Già, non tutti i soliti ignoti hanno talento, ma qualcuno si. Magari vi sarà capitato di ascoltarli distrattamente perché segnalati da un vostro amico sui social, magari non lo avete nemmeno capito, perché il talento non è sempre facile da riconoscere. Spesso è un diamante grezzo che va lavorato in laboratorio, pulito e limato e poi esposto in una vetrina luccicante, affinchè, a questo punto, anche il pubblico lo possa “recepire”. Ma fino a quando il diamante è grezzo non lo si può mettere in vetrina.
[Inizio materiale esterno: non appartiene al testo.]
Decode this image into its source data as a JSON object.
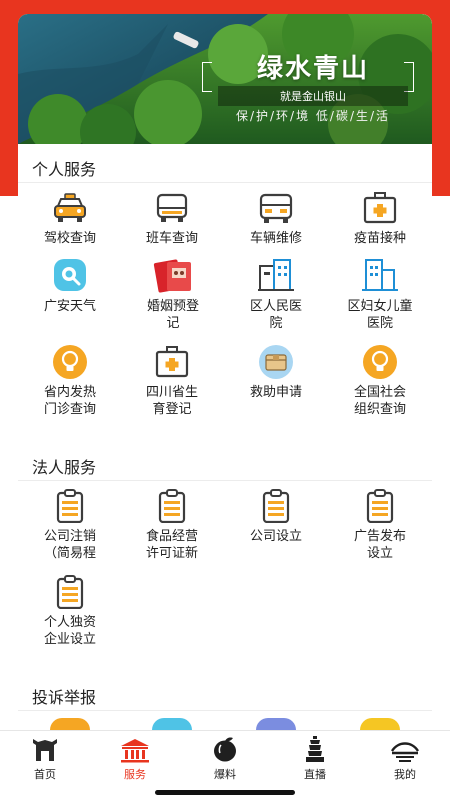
{
  "banner": {
    "title": "绿水青山",
    "subtitle": "就是金山银山",
    "slogan": "保/护/环/境 低/碳/生/活"
  },
  "personal": {
    "title": "个人服务",
    "items": [
      {
        "label": "驾校查询",
        "icon": "taxi-icon"
      },
      {
        "label": "班车查询",
        "icon": "bus-icon"
      },
      {
        "label": "车辆维修",
        "icon": "bus-repair-icon"
      },
      {
        "label": "疫苗接种",
        "icon": "medical-kit-icon"
      },
      {
        "label": "广安天气",
        "icon": "weather-search-icon"
      },
      {
        "label": "婚姻预登记",
        "icon": "marriage-icon"
      },
      {
        "label": "区人民医院",
        "icon": "hospital-building-icon"
      },
      {
        "label": "区妇女儿童医院",
        "icon": "hospital-building-icon"
      },
      {
        "label": "省内发热门诊查询",
        "icon": "lightbulb-icon"
      },
      {
        "label": "四川省生育登记",
        "icon": "medical-kit-icon"
      },
      {
        "label": "救助申请",
        "icon": "package-icon"
      },
      {
        "label": "全国社会组织查询",
        "icon": "lightbulb-icon"
      }
    ]
  },
  "legal": {
    "title": "法人服务",
    "items": [
      {
        "label": "公司注销（简易程",
        "icon": "clipboard-icon"
      },
      {
        "label": "食品经营许可证新",
        "icon": "clipboard-icon"
      },
      {
        "label": "公司设立",
        "icon": "clipboard-icon"
      },
      {
        "label": "广告发布设立",
        "icon": "clipboard-icon"
      },
      {
        "label": "个人独资企业设立",
        "icon": "clipboard-icon"
      }
    ]
  },
  "complaint": {
    "title": "投诉举报"
  },
  "tabs": [
    {
      "label": "首页",
      "icon": "home-gate-icon",
      "active": false
    },
    {
      "label": "服务",
      "icon": "service-building-icon",
      "active": true
    },
    {
      "label": "爆料",
      "icon": "fruit-icon",
      "active": false
    },
    {
      "label": "直播",
      "icon": "tower-icon",
      "active": false
    },
    {
      "label": "我的",
      "icon": "bridge-icon",
      "active": false
    }
  ],
  "colors": {
    "accent": "#e8351f",
    "icon_dark": "#3d3d3d",
    "icon_orange": "#f5a623",
    "icon_blue": "#1e8fd6"
  }
}
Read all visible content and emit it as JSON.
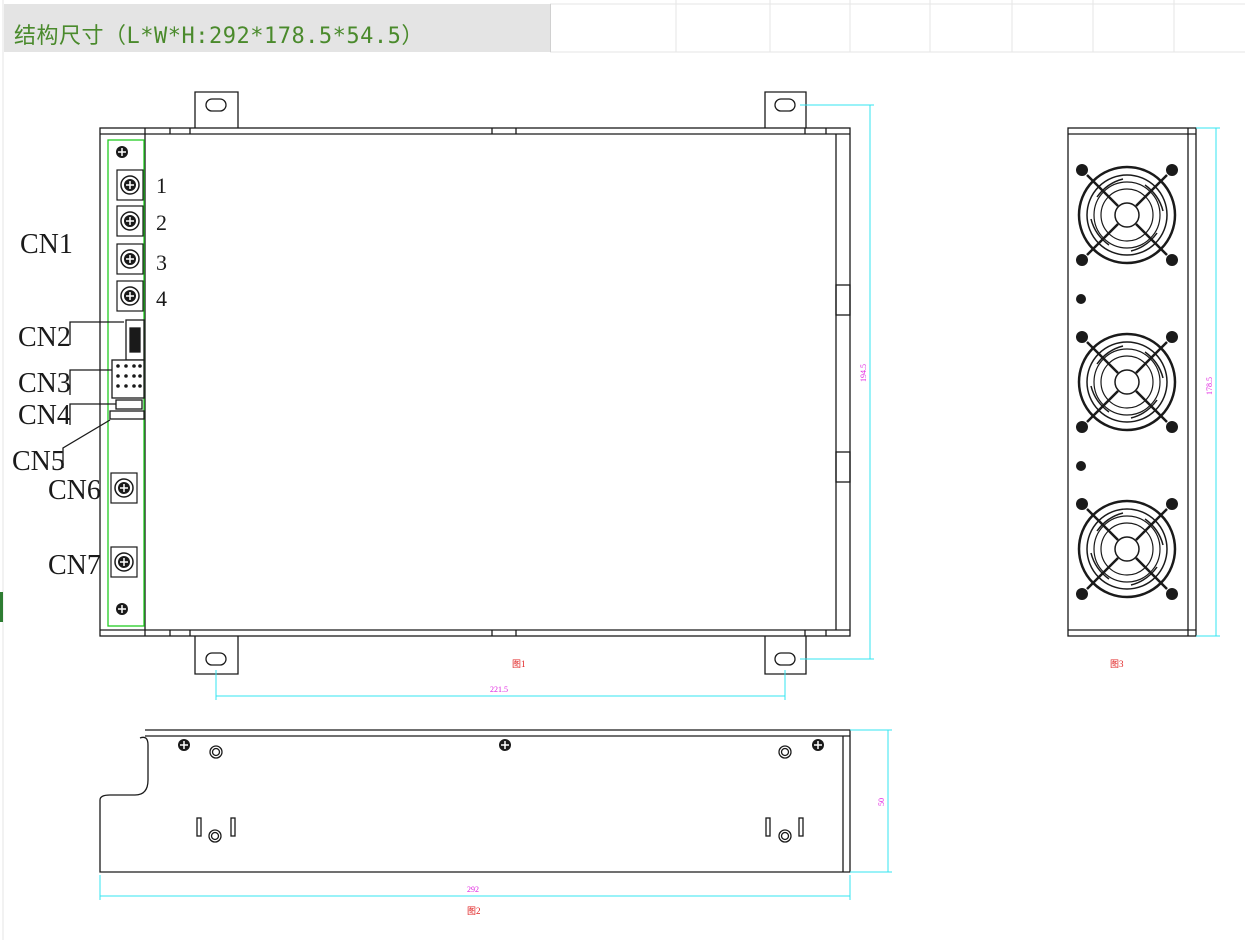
{
  "header": {
    "title": "结构尺寸（L*W*H:292*178.5*54.5）"
  },
  "connectors": {
    "cn1": "CN1",
    "cn2": "CN2",
    "cn3": "CN3",
    "cn4": "CN4",
    "cn5": "CN5",
    "cn6": "CN6",
    "cn7": "CN7",
    "terminals": [
      "1",
      "2",
      "3",
      "4"
    ]
  },
  "dimensions": {
    "height_front": "194.5",
    "height_side": "178.5",
    "hole_spacing": "221.5",
    "depth": "50",
    "length": "292"
  },
  "figure_labels": {
    "fig1": "图1",
    "fig2": "图2",
    "fig3": "图3"
  },
  "colors": {
    "title_text": "#4a8a2c",
    "title_bg": "#e4e4e4",
    "dimension_line": "#33e6f0",
    "dimension_text": "#e020e0",
    "figure_label": "#e02020",
    "highlight_box": "#22cc22",
    "drawing_line": "#1a1a1a"
  }
}
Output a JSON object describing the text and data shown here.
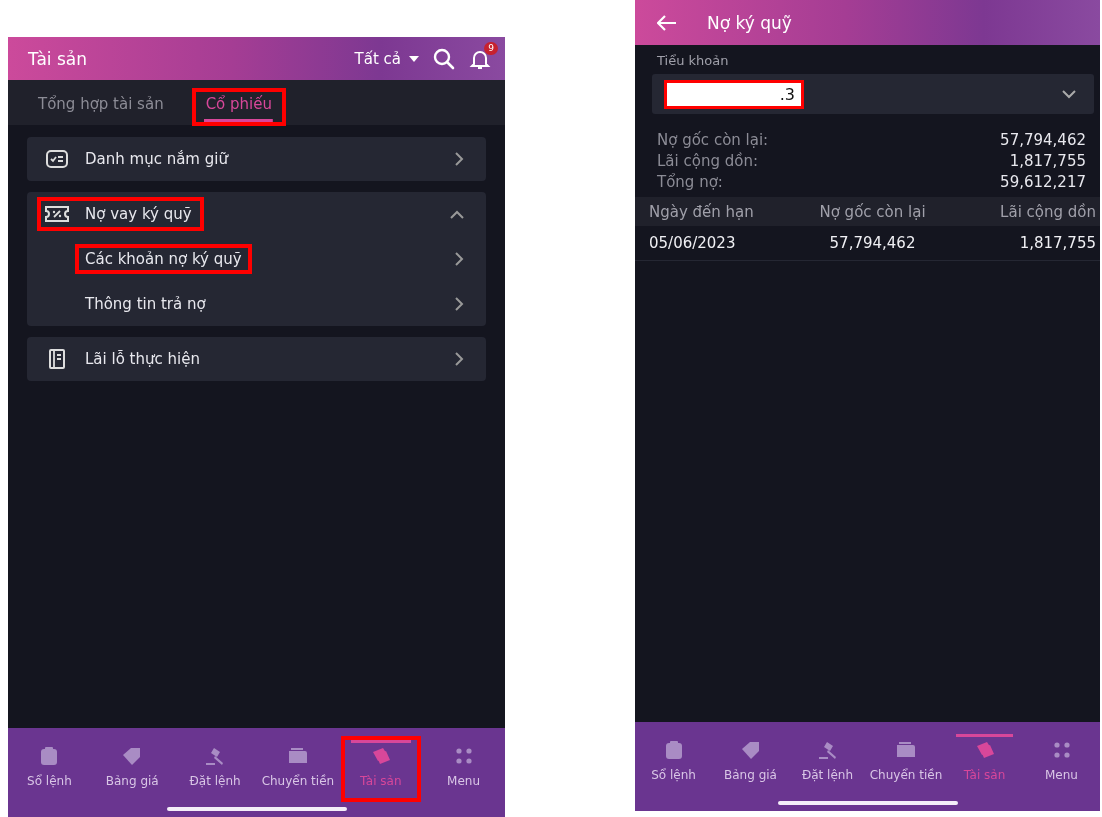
{
  "left_screen": {
    "header": {
      "title": "Tài sản",
      "filter": "Tất cả",
      "notification_count": "9"
    },
    "tabs": [
      {
        "label": "Tổng hợp tài sản",
        "selected": false,
        "highlighted": false
      },
      {
        "label": "Cổ phiếu",
        "selected": true,
        "highlighted": true
      }
    ],
    "menu_groups": [
      {
        "label": "Danh mục nắm giữ",
        "expanded": false,
        "highlighted": false
      },
      {
        "label": "Nợ vay ký quỹ",
        "expanded": true,
        "highlighted": true,
        "children": [
          {
            "label": "Các khoản nợ ký quỹ",
            "highlighted": true
          },
          {
            "label": "Thông tin trả nợ",
            "highlighted": false
          }
        ]
      },
      {
        "label": "Lãi lỗ thực hiện",
        "expanded": false,
        "highlighted": false
      }
    ],
    "bottom_nav": [
      {
        "label": "Sổ lệnh",
        "selected": false,
        "highlighted": false
      },
      {
        "label": "Bảng giá",
        "selected": false,
        "highlighted": false
      },
      {
        "label": "Đặt lệnh",
        "selected": false,
        "highlighted": false
      },
      {
        "label": "Chuyển tiền",
        "selected": false,
        "highlighted": false
      },
      {
        "label": "Tài sản",
        "selected": true,
        "highlighted": true
      },
      {
        "label": "Menu",
        "selected": false,
        "highlighted": false
      }
    ]
  },
  "right_screen": {
    "header": {
      "title": "Nợ ký quỹ"
    },
    "account": {
      "label": "Tiểu khoản",
      "value": ".3",
      "highlighted": true
    },
    "summary": [
      {
        "label": "Nợ gốc còn lại:",
        "value": "57,794,462"
      },
      {
        "label": "Lãi cộng dồn:",
        "value": "1,817,755"
      },
      {
        "label": "Tổng nợ:",
        "value": "59,612,217"
      }
    ],
    "table": {
      "columns": [
        "Ngày đến hạn",
        "Nợ gốc còn lại",
        "Lãi cộng dồn"
      ],
      "rows": [
        [
          "05/06/2023",
          "57,794,462",
          "1,817,755"
        ]
      ]
    },
    "bottom_nav": [
      {
        "label": "Sổ lệnh",
        "selected": false
      },
      {
        "label": "Bảng giá",
        "selected": false
      },
      {
        "label": "Đặt lệnh",
        "selected": false
      },
      {
        "label": "Chuyển tiền",
        "selected": false
      },
      {
        "label": "Tài sản",
        "selected": true
      },
      {
        "label": "Menu",
        "selected": false
      }
    ]
  }
}
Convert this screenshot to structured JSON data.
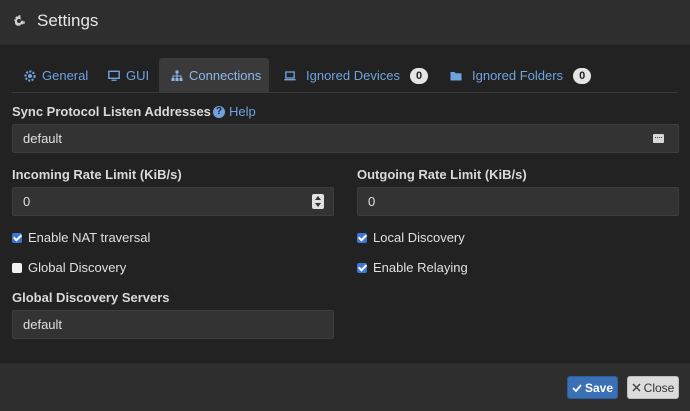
{
  "dialog": {
    "title": "Settings"
  },
  "tabs": [
    {
      "label": "General",
      "icon": "gear-icon"
    },
    {
      "label": "GUI",
      "icon": "monitor-icon"
    },
    {
      "label": "Connections",
      "icon": "sitemap-icon",
      "active": true
    },
    {
      "label": "Ignored Devices",
      "icon": "laptop-icon",
      "badge": "0"
    },
    {
      "label": "Ignored Folders",
      "icon": "folder-icon",
      "badge": "0"
    }
  ],
  "sync": {
    "label": "Sync Protocol Listen Addresses",
    "help": "Help",
    "value": "default"
  },
  "incoming": {
    "label": "Incoming Rate Limit (KiB/s)",
    "value": "0"
  },
  "outgoing": {
    "label": "Outgoing Rate Limit (KiB/s)",
    "value": "0"
  },
  "checks": {
    "nat": {
      "label": "Enable NAT traversal",
      "checked": true
    },
    "global": {
      "label": "Global Discovery",
      "checked": false
    },
    "local": {
      "label": "Local Discovery",
      "checked": true
    },
    "relay": {
      "label": "Enable Relaying",
      "checked": true
    }
  },
  "servers": {
    "label": "Global Discovery Servers",
    "value": "default"
  },
  "footer": {
    "save": "Save",
    "close": "Close"
  }
}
Già, ma di quale vetrina parliamo? Cominciamo col dire, e prendere atto, che le vetrine non esistono più, e quelle che ci sono strabordano di diamanti grezzi, di cantanti che non sono ancora pronti per la fatidica scalata al successo… che poi altro non è che “convincere” il pubblico delle proprie qualità, e se si è davvero bravi, di “coinvolgere” il pubblico. Ma qui bisogna essere davvero bravi, bisogna essere “unici”, o quasi, e di questi “diamanti”, grezzi o meno, ce ne son pochi, son rari e ne vengono fuori con il contagocce nel tempo.
Ho un affetto speciale per i soliti ignoti, mi sono cari, perché io i grandi artisti li ho sempre scoperti proprio in questa categoria, quella dei soliti ignoti.